Thursday, August 11, 2011
I recently watched a documentary about the Brazilian artist Vik Muniz, who makes art out of various household materials including dirt, string, sugar, chocolate, and garbage. Filmed over nearly three years, Waste Land follows Muniz as he journeys from his home base in Brooklyn to his native Brazil and the world's largest garbage dump, Jardim Gramacho, located on the outskirts of Rio de Janeiro. Muniz is the most compelling modern artist I know about, not only because his art is deeply intellectually engaging and sensually appealing, but because he manages to champion social causes without being preachy. I am extremely inspired by his willingness to take a position and positively affect the communities he documents and interacts with. In this film, Muniz meets workers who make a living by salvaging recyclable materials form the dump. He then photographs them and creates enormous reproductions of these portraits out of materials gathered form the dump. He then photographs these reproductions and creates large prints, which are the finished work. These are sold at auction, and the proceeds are donated to the community of pickers at the dump, enabling them to significantly improve their lives through the aegis of their collective association.
Wednesday, August 10, 2011
This video is from their own posting on Youtube. Enjoy.

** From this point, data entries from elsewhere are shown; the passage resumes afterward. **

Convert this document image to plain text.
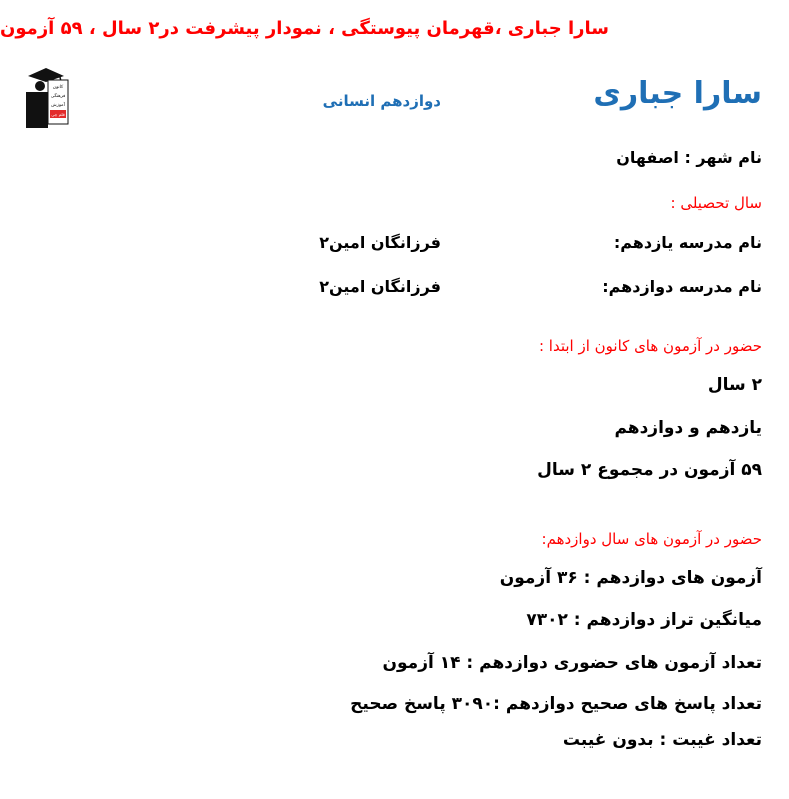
سارا جباری ،قهرمان پیوستگی ، نمودار پیشرفت در۲ سال ، ۵۹ آزمون
کانون
فرهنگی
آموزش
قلم چی
سارا جباری
دوازدهم انسانی
نام شهر : اصفهان
سال تحصیلی :
نام مدرسه یازدهم:
فرزانگان امین۲
نام مدرسه دوازدهم:
فرزانگان امین۲
حضور در آزمون های کانون از ابتدا :
۲ سال
یازدهم و دوازدهم
۵۹ آزمون در مجموع ۲ سال
حضور در آزمون های سال دوازدهم:
آزمون های دوازدهم : ۳۶ آزمون
میانگین تراز دوازدهم : ۷۳۰۲
تعداد آزمون های حضوری دوازدهم : ۱۴ آزمون
تعداد پاسخ های صحیح دوازدهم :۳۰۹۰ پاسخ صحیح
تعداد غیبت : بدون غیبت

The world has been waiting in desperation and darkness for me to unveil my erudite and trenchant observations, so I will deprive it no longer... Here is my Personal Log, shortened to "ONALOG" for the overstimulated, harried and savvy public. I travel a lot and have access to some pretty interesting places, situations and people, thanks to my strange occupation in corporate espionage, as well as my touring life as a musician. So you, dear readers, will reap the benefits of this access, filtered though my canny and discerning intellect.This will be a record of my travels, observations, and rantings. It might get political, it might be a preview of some of the new music I'm making or listening to, and there might be some samples of my writings and music from years past. I'm not really sure, I'm just winging it. I can't guarantee it will be funny or true, but I promise it will be almost 100% grammatically correct and free of spelling errors. Bon appetit!